The Alchemist Code’s main gameplay is best compared to Final Fantasy Tactics or Disgaea. Characters in a team of up to seven are spread out on a battlefield dissected by a grid. Your characters take turns attacking using either a basic attack that can be at a distance or close up or skills which have various effects, both positive and negative. Movement is done along the grid in turns like a chessboard and terrain height can obscure targets that would originally be targetable. There is also a type affinity system, with six types being effective against each other in various circumstances.
Characters have typical RPG statistics, including levels and a job system. Characters have up to three jobs that can be unlocked through their “Limit Break” system, which increases a character’s maximum level. Jobs change your character’s looks and skills. Characters also have a rarity ranking that goes up to five stars, which increases their maximum level.

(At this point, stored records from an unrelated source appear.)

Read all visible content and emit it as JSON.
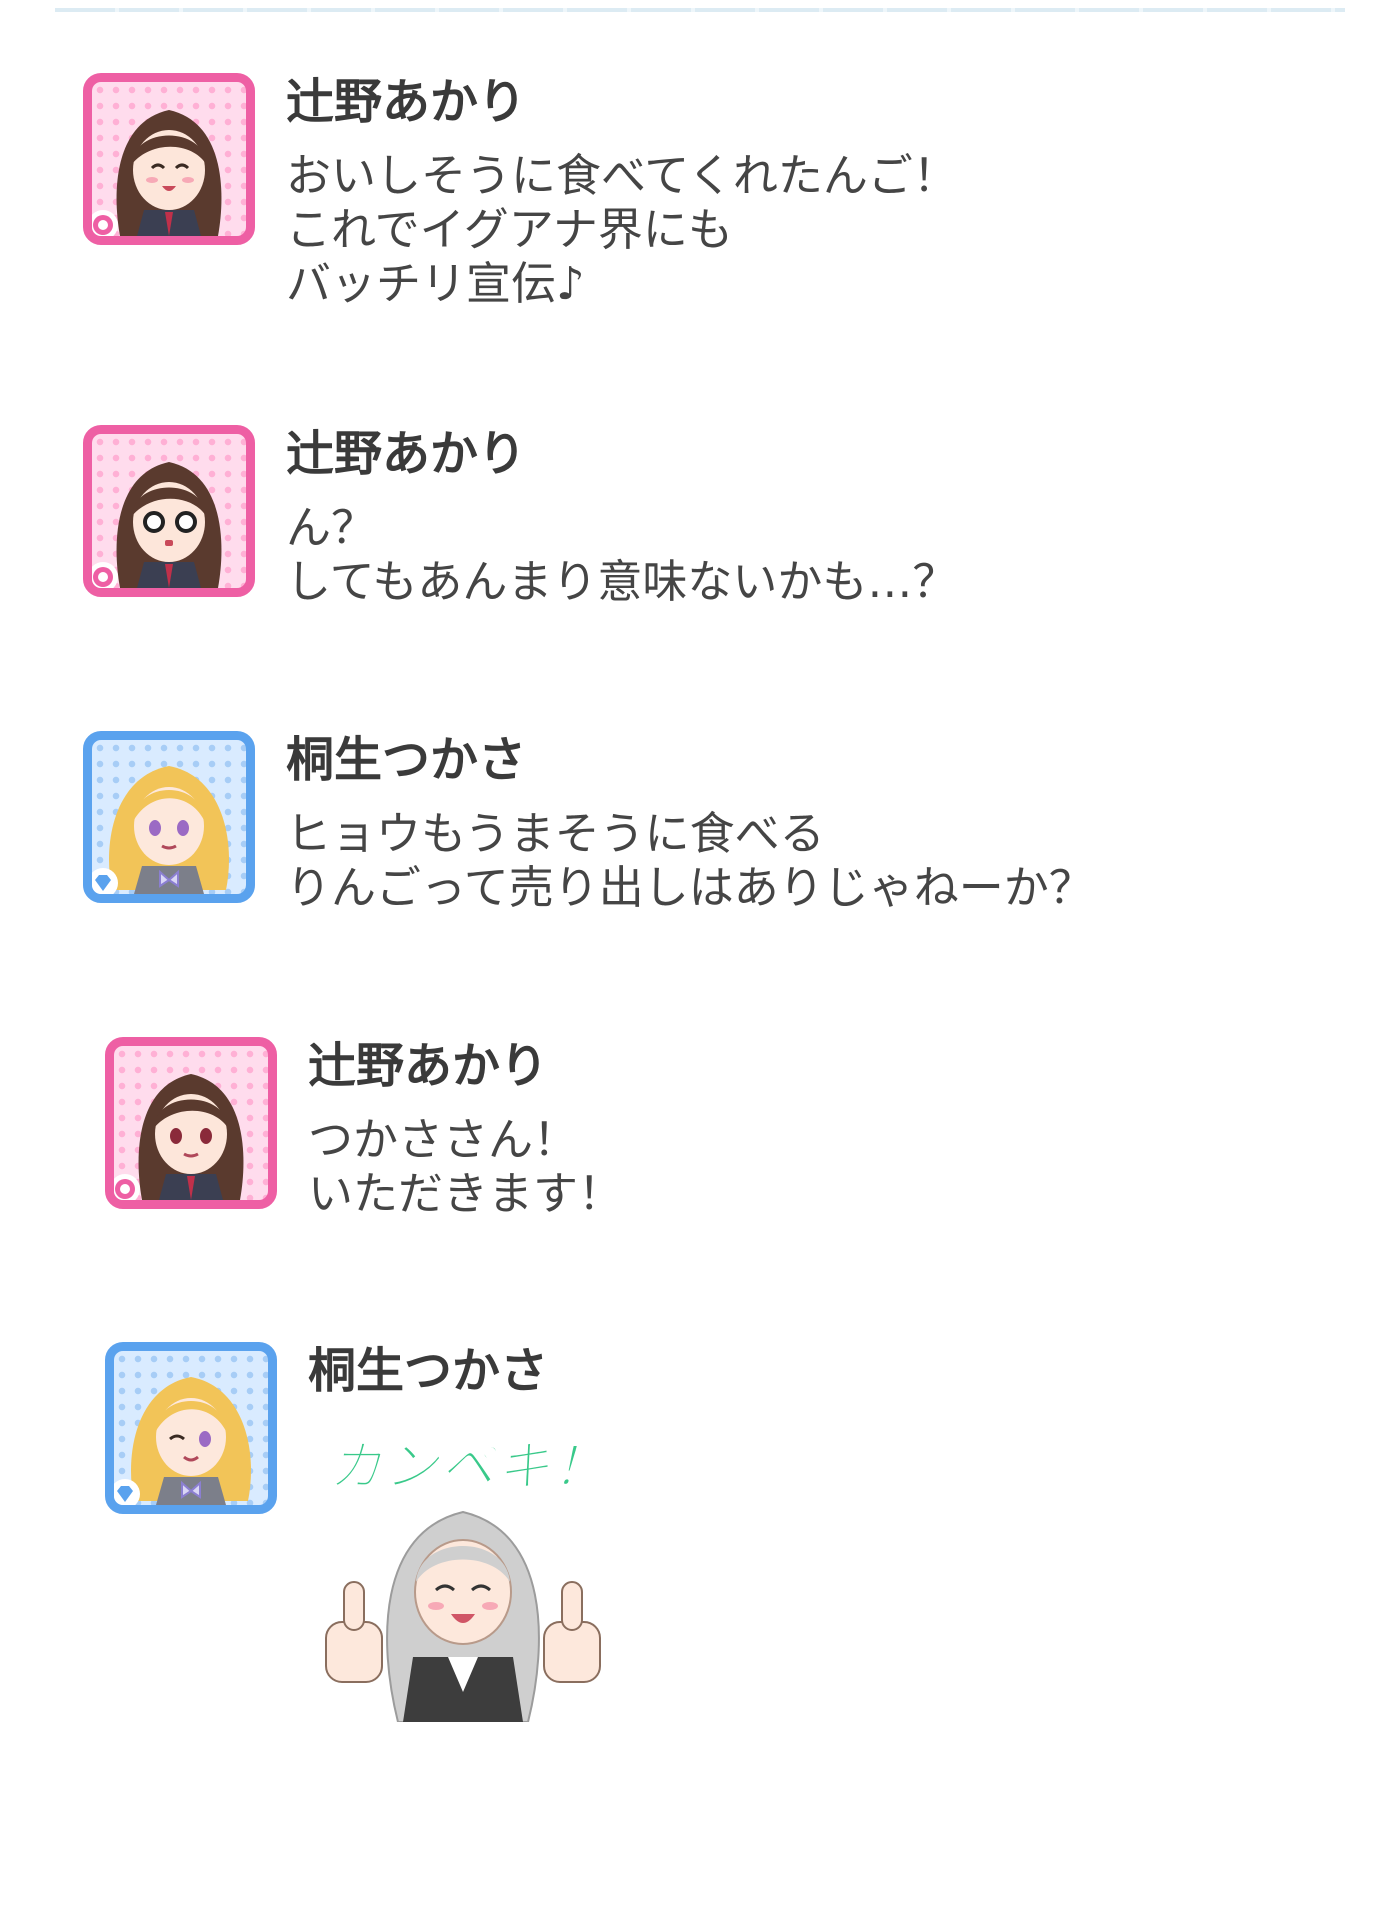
{
  "messages": [
    {
      "speaker": "辻野あかり",
      "text": "おいしそうに食べてくれたんご！\nこれでイグアナ界にも\nバッチリ宣伝♪",
      "avatar": "akari-smiling-portrait",
      "badge": "cute-flower-icon"
    },
    {
      "speaker": "辻野あかり",
      "text": "ん？\nしてもあんまり意味ないかも…？",
      "avatar": "akari-surprised-portrait",
      "badge": "cute-flower-icon"
    },
    {
      "speaker": "桐生つかさ",
      "text": "ヒョウもうまそうに食べる\nりんごって売り出しはありじゃねーか？",
      "avatar": "tsukasa-smiling-portrait",
      "badge": "cool-diamond-icon"
    },
    {
      "speaker": "辻野あかり",
      "text": "つかささん！\nいただきます！",
      "avatar": "akari-neutral-portrait",
      "badge": "cute-flower-icon"
    },
    {
      "speaker": "桐生つかさ",
      "sticker_text": "カンペキ！",
      "avatar": "tsukasa-winking-portrait",
      "badge": "cool-diamond-icon"
    }
  ],
  "colors": {
    "pink_frame": "#ee5fa4",
    "blue_frame": "#5aa2ee",
    "sticker_green": "#39c98a"
  }
}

Quests are available as a story mode that also delivers a way for your team to acquire loot. Currency, tickets, and exclusive loot are available through Events, which function like quests but are time restricted. Items can also be crafted through blueprints.

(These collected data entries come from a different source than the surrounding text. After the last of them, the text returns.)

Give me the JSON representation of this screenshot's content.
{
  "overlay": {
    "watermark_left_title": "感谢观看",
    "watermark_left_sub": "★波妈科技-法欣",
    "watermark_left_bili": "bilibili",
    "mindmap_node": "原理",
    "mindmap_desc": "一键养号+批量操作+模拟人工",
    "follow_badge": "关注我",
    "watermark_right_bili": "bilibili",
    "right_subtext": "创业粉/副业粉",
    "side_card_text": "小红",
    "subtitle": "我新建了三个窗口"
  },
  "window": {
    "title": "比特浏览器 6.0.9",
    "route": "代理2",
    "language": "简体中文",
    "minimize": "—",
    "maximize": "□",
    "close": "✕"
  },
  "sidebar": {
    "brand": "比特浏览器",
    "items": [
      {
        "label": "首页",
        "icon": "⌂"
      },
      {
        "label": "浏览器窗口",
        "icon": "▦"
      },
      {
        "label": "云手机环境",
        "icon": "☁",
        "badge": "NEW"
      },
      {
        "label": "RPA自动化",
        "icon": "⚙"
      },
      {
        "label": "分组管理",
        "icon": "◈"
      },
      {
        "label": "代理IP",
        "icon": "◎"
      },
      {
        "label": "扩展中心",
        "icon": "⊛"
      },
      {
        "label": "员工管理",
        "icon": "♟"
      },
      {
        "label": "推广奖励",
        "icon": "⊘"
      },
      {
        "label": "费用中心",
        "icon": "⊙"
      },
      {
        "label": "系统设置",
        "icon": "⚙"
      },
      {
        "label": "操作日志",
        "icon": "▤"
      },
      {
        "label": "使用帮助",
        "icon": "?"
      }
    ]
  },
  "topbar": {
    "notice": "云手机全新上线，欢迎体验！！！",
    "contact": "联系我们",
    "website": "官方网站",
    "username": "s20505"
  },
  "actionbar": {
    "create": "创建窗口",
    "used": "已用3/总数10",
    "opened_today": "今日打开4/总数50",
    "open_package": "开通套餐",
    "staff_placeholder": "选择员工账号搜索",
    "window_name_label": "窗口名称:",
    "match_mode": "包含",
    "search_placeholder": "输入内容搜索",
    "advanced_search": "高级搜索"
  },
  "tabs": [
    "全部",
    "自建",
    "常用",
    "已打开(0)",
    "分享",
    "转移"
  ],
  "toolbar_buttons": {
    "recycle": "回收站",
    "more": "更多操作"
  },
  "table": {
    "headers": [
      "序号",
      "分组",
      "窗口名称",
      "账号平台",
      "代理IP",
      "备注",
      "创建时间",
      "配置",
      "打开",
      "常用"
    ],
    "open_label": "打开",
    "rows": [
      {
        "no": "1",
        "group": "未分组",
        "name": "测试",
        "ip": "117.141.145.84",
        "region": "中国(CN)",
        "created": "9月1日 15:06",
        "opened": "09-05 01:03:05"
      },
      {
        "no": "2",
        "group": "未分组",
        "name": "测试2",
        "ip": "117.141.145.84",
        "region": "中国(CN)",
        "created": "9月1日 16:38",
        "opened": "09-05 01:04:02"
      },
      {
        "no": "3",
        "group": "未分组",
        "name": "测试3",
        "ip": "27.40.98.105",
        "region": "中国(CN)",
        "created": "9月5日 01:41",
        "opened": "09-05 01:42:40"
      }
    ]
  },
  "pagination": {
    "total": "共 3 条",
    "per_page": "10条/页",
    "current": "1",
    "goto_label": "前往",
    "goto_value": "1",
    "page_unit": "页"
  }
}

There isn’t anything that stands out about TAC. The battle system is something you’ve seen before, as well as type affinity, levels, and jobs. All of the systems will feel familiar to SRPG fans. Almost too familiar.

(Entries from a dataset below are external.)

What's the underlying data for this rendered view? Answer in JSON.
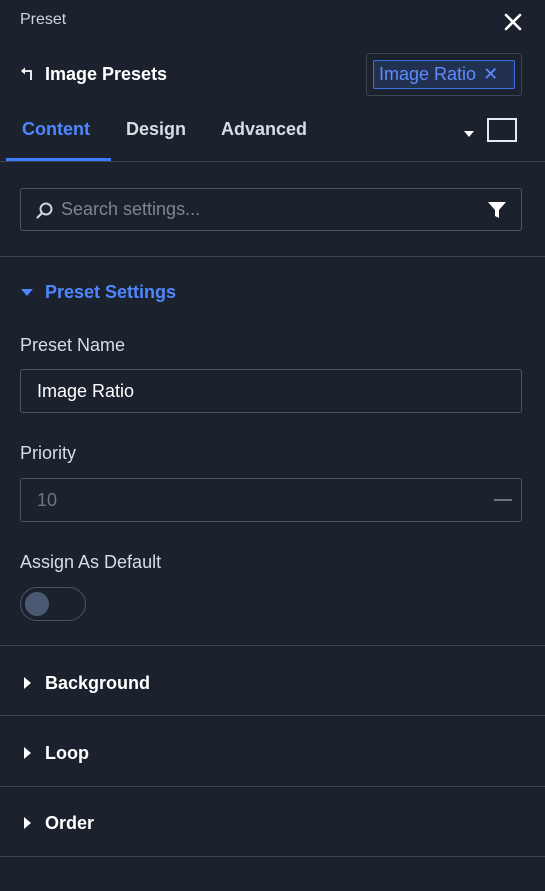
{
  "topbar": {
    "title": "Preset"
  },
  "header": {
    "title": "Image Presets",
    "chip_label": "Image Ratio",
    "chip_close": "✕"
  },
  "tabs": [
    {
      "label": "Content",
      "active": true
    },
    {
      "label": "Design",
      "active": false
    },
    {
      "label": "Advanced",
      "active": false
    }
  ],
  "search": {
    "placeholder": "Search settings...",
    "value": ""
  },
  "preset_settings": {
    "title": "Preset Settings",
    "preset_name_label": "Preset Name",
    "preset_name_value": "Image Ratio",
    "priority_label": "Priority",
    "priority_value": "10",
    "assign_default_label": "Assign As Default",
    "assign_default_on": false
  },
  "sections": [
    {
      "label": "Background"
    },
    {
      "label": "Loop"
    },
    {
      "label": "Order"
    }
  ],
  "colors": {
    "background": "#1b222d",
    "accent": "#3d7bff",
    "border": "#3a4556"
  }
}
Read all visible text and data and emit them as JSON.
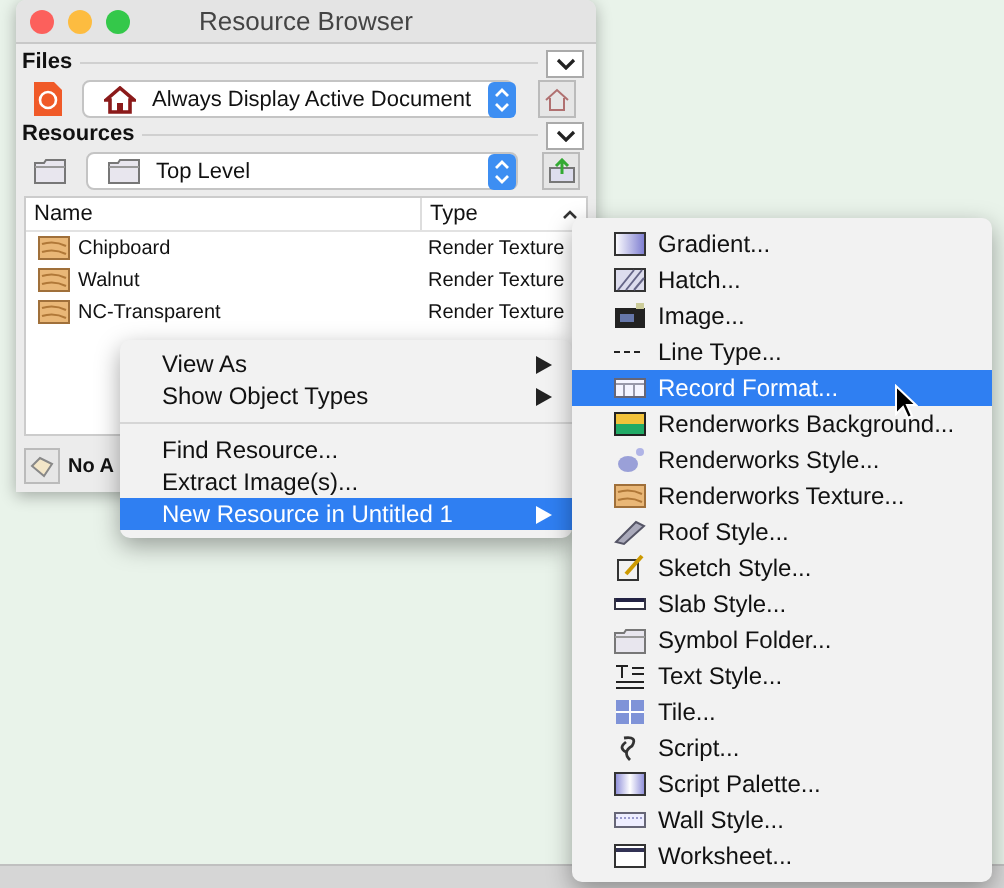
{
  "window": {
    "title": "Resource Browser"
  },
  "files": {
    "heading": "Files",
    "popup": "Always Display Active Document"
  },
  "resources": {
    "heading": "Resources",
    "popup": "Top Level"
  },
  "list": {
    "columns": [
      "Name",
      "Type"
    ],
    "rows": [
      {
        "name": "Chipboard",
        "type": "Render Texture"
      },
      {
        "name": "Walnut",
        "type": "Render Texture"
      },
      {
        "name": "NC-Transparent",
        "type": "Render Texture"
      }
    ]
  },
  "footer": {
    "label": "No A"
  },
  "context_menu": {
    "groups": [
      [
        {
          "label": "View As",
          "has_submenu": true,
          "selected": false
        },
        {
          "label": "Show Object Types",
          "has_submenu": true,
          "selected": false
        }
      ],
      [
        {
          "label": "Find Resource...",
          "has_submenu": false,
          "selected": false
        },
        {
          "label": "Extract Image(s)...",
          "has_submenu": false,
          "selected": false
        },
        {
          "label": "New Resource in Untitled 1",
          "has_submenu": true,
          "selected": true
        }
      ]
    ]
  },
  "submenu": {
    "items": [
      {
        "label": "Gradient...",
        "selected": false
      },
      {
        "label": "Hatch...",
        "selected": false
      },
      {
        "label": "Image...",
        "selected": false
      },
      {
        "label": "Line Type...",
        "selected": false
      },
      {
        "label": "Record Format...",
        "selected": true
      },
      {
        "label": "Renderworks Background...",
        "selected": false
      },
      {
        "label": "Renderworks Style...",
        "selected": false
      },
      {
        "label": "Renderworks Texture...",
        "selected": false
      },
      {
        "label": "Roof Style...",
        "selected": false
      },
      {
        "label": "Sketch Style...",
        "selected": false
      },
      {
        "label": "Slab Style...",
        "selected": false
      },
      {
        "label": "Symbol Folder...",
        "selected": false
      },
      {
        "label": "Text Style...",
        "selected": false
      },
      {
        "label": "Tile...",
        "selected": false
      },
      {
        "label": "Script...",
        "selected": false
      },
      {
        "label": "Script Palette...",
        "selected": false
      },
      {
        "label": "Wall Style...",
        "selected": false
      },
      {
        "label": "Worksheet...",
        "selected": false
      }
    ]
  }
}
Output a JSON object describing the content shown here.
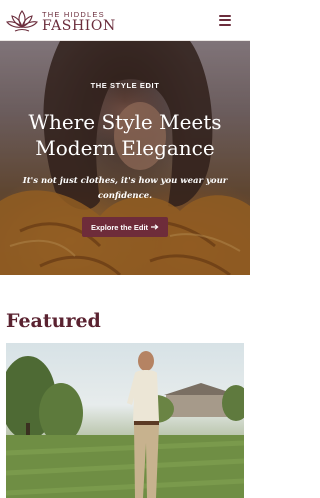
{
  "header": {
    "brand_top": "THE HIDDLES",
    "brand_bottom": "FASHION",
    "menu_icon": "hamburger-menu-icon",
    "brand_color": "#6b2d3c"
  },
  "hero": {
    "eyebrow": "THE STYLE EDIT",
    "title": "Where Style Meets Modern Elegance",
    "subtitle": "It's not just clothes, it's how you wear your confidence.",
    "cta_label": "Explore the Edit",
    "cta_icon": "arrow-right-icon",
    "cta_color": "#6e2c3a"
  },
  "featured": {
    "title": "Featured"
  }
}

Premium currency is called Gems. Gems are used to restore stamina or purchase items. It’s also used to summon characters and equipment. Unlike other gacha games, TAC allows you to gain equipment and “Limit Break” items in their summons. These level up items, called Soul Shards, are specific to each character and you can obtain Soul Shards for characters you don’t even have. One summon costs 250, but you can do ten for 2500. Special summon banners are available that allow you to summon 30 for 4500 and reward you with a rare character for doing so. Gems are typically rewarded in sets of 10. 50 Gems cost $0.99.
Zeni is the secondary currency used the most. You can purchase equipment, level up items and more from one of the three shops. Multi Coins and Arena Coins, special currencies gained through their multiplayer functionality, are used to also purchase powerful items. Soul Coins are also used to buy Soul Shards and come from converting a maximum level character. Tickets are also found throughout the game that can reward specialty characters.
There are just a few too many currencies to keep track of in TAC. Value for summons per dollar is low, and the number of things to keep track of involving that currency, including valuing shop purchases against summons and trying to get something specific in the diluted summon pool, makes it hard to recommend.
There is no franchise backing up TAC. For better or worse, this game has a wholly original art and setting. Mimicking the feel of the gameplay, one word I would use to describe the art style is “familiar”. The characters, menus, and even color palette feel similar to other mobile games.
Art is well done and easy on the eyes. There is clearly a lot of craft put into the lush landscapes and cute 3D models. Players will find the menu not too convoluted, and the Japanese voice acting is not imposing. Not having an option to change it or turn it off is unfortunate.
Overall, TAC is a game that’ll draw you in only if it stands out to you. The visual novel storytelling coupled with the game’s art style and gameplay is for a niche audience. Outside of this demographic, there isn’t much to it.
Login bonuses are common in TAC. Logging in each day will reward you right off the bat with an item. Premium currency is one of them at least half of the time. Daily missions are also available and plentiful. Replenishing your stamina, or AP is easy to do through watching ads.
Japan has been playing TAC since early 2016 under the name For Whom the Alchemist Exists. There have been crossovers with series such as Fate and Final Fantasy in the Japanese release thanks to the support the game has gotten from its developer, Gumi. They are also the developers of Brave Frontier and Final Fantasy: Brave Exvius.
Given their proven track record and existing future content, this game has potential to be supported for a long while.
TAC is a game that is a proven success in Asian countries. Now that it's a global release I have a hard time recommending it compared to other anime-inspired mobile RPGs. There is plenty of content to be had, and art is well done. But it feels unoriginal.